Auchan, which conducted initial tests in Vietnam in partnership with German start-up Te-Food, said that it will introduce the technology to its operations in France, Italy, Spain, Portugal and Senegal.
“From seed to plate, information on all stages of a product’s life is now available to consumers in a fully transparent manner,” the company said.
A collaborative initiative that guarantees food safety
The blockchain technology is implemented by all participants involved at the various stages of a product’s life, from the time a seed is supplied by a seed producer to the moment a product reaches the plate. Each producer, processor, logistics operator and distributor records all relevant product information on a single platform.
This guarantees traceability from one end of the supply chain to the other, Auchan explained. When the product arrives in store, customers can immediately access all this information by scanning a QR code printed on the product’s label.
This strengthens transparency, quality and food safety, Auchan said. Consumers can access information on the precise origin and journey of the products they consume in a fully transparent manner. Meanwhile, all participants in the supply chain can reliably ensure that each item is of the highest quality.
Successful test in Vietnam
With a view to rolling out the blockchain technology in all the countries in which Auchan operates, and therefore in very different food security environments, the group took the decision to trial the process in Vietnam with Te-Food, using a public blockchain solution known as FoodChain.
In Vietnam, the blockchain solution has been fully introduced via three interfaces. The first is an inventory management tool that allows the local competent authorities to check the certificates issues by farms. The second is a business-to-business application through which the various operators in the logistics chain can provide product traceability data. And the third is a business-to-consumer application that allows consumers to access information on the product’s life cycle up to the point it reaches the store.
Launched as part of a government project in Ho Chi Minh City, the testing carried out by Auchan Retail Vietnam has been “a great success”, the company concluded.
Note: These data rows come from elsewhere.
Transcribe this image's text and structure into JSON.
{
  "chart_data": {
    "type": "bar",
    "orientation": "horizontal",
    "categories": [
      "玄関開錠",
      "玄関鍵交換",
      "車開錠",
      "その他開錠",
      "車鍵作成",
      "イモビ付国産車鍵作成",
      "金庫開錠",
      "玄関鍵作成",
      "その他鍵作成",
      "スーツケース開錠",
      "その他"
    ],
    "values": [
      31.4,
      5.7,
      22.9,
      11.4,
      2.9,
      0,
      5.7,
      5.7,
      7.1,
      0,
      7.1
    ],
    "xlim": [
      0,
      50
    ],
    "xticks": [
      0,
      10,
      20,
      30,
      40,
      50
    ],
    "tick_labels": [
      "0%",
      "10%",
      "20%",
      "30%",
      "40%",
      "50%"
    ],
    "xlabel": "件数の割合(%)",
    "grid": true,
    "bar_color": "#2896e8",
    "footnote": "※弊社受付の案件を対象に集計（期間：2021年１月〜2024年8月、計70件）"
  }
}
It is currently being used on 18,000 pigs, 200,000 chickens and 2.5 million eggs, and will soon be used for aubergines, mangos and durian fruit.
Case study: Carrots in France
Blockchain technology has already been introduced in France to the organic carrot supply chain.
After the carrots are harvested from the various plots on the Larrère & Fils farms, they are transported to the processing area in crates equipped with RFID tags that track their journey. The carrots are separated into batches based on the plots from which they were harvested.
The dynamic QR code is then printed on the packaging. This QR code contains all the information emitted by the RFID tags together with information that is gradually enriched by the various participants in the supply chain. This includes any phytosanitary treatment carried out on the carrots, any specific product features and taste attributes, etc.
This data, which cannot be altered, continues to be fed into the blockchain up until the point the product arrives in store.
Consumers can scan the QR code on the packaging to obtain all the information on the product stored in the blockchain. With a view to providing maximum transparency, customers can also verify the data against the public blockchain technology that is used (FoodChain).
The use of blockchain will be rolled out to the retailer’s French potato and chicken supply in December and February respectively.
In Italy, blockchain will be introduced to the tomato and chicken supply chains and in Spain it will cover Iberian pork products and locally grown exotic fruits, before being introduced to the chicken supply chain in Portugal and Senegal.
“The flexible and versatile solution developed by Te-Food is in keeping with Auchan Retail’s global-local initiative. By adapting to traceability tools that are already in use in the various countries in which it operates and thanks to a certain level of interoperability between the various blockchain technologies (both public and private) currently used in the market, local practices can be rapidly and respectfully rolled out,” Auchan concluded.